Michael Evans, The Times, 20 October 1997, page 8

BY MICHAEL EVANS, DEFENCE CORRESPONDENT

CHARLES WHEELER, now 74, looks back without regret on his days as a "Cold Warrior" when he was the BBC external Services' man in Berlin.

"I used to get regular visits from the Information Research Department. Peter Seekelmann used to come and see me with snippets which I think were taken from intercepts from the Berlin tunnel" - the 600-yard tunnel dug by MI6 and the CIA beneath the city's Soviet zone.

"I would pass anything interesting back to the German Service in London. It was all done on an old boys' basis. There was a quid pro quo: I handed over material to the IRD and they gave me stuff back. At that stage, before the Berlin wall went up, I used to have contacts with East Germans and, when they told me things, I would pass them on. Remember, this was the height of the Cold War."

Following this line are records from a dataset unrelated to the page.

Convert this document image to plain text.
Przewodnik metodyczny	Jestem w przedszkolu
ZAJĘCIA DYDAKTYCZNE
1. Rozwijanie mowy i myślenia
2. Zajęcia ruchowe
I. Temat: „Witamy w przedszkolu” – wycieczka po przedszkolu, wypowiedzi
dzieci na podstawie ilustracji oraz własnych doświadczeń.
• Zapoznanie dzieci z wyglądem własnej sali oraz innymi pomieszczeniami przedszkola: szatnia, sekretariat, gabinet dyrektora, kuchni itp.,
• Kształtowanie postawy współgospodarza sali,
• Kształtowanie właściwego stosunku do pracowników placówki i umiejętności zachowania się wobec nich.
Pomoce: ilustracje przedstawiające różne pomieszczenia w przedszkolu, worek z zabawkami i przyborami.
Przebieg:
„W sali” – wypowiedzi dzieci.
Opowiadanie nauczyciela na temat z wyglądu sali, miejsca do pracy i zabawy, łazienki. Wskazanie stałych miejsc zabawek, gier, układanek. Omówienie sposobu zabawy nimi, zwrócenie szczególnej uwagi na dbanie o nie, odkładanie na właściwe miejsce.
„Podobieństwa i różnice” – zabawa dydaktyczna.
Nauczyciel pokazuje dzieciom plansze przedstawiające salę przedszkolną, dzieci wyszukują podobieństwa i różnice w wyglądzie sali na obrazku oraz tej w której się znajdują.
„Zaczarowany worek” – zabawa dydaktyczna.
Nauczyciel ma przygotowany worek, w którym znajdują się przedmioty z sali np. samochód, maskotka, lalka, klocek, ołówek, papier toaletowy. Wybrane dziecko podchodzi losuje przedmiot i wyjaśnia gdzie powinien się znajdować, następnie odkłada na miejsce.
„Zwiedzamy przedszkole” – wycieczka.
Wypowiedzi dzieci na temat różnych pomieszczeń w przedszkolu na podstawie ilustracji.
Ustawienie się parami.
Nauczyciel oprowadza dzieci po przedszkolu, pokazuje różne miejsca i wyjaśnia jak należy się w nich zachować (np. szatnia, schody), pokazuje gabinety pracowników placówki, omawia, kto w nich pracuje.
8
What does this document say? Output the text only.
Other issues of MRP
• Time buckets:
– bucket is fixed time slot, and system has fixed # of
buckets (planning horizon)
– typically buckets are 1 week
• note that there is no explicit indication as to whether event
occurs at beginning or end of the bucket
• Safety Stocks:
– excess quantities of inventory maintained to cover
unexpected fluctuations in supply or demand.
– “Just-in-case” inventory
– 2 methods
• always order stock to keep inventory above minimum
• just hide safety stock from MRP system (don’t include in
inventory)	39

He did not know that Major-General Sir Ian Jacob, Controller of the BBC European Service in the early part of the Cold War, was a member of the Foreign Office's secret Russia Committee, which devised propaganda strategies against the Soviet Union. Jacob later became BBC Director-General.

Wheeler said: "I wasn't sent out from London with any particular instructions, but I knew that the stuff I was sending back was being used in the propaganda broadcasts into Eastern Europe. That was the job in those days. That didn't mean it was lies. It wasn't black propaganda.

"The German Service used to put on some very clever dramas that were broadcast in East Germany. During the war the service used to run a programme called The Two Nazis but in the Cold War it switched to The Two Communists. It was very effective."

Wheeler described how he got the job in Berlin. "I had lived in Germany before the war, my father worked there. I spoke the language and I had been in Naval Intelligence at the end of the war, so when the BBC's External Services correspondent in Berlin needed to be replaced someone came into the news-room where I was a sub-editor and asked for volunteers. I went out to Berlin in 1949. I was only supposed to stay for six months, but I loved it and stayed until 1953.

"I suppose I was a Cold War warrior. I had seen the Nazis in the war and East Germany didn't seem any different after the war from what it was like under the Nazis. It was as much of a police state under communism as it had been under the Nazis.

"The domestic service had nothing to do with the propaganda side. My domestic counterpart in Berlin, Patrick Smith, was totally straight and disapproved of what I was doing. He thought I was just a propagandist. I didn't see myself like that."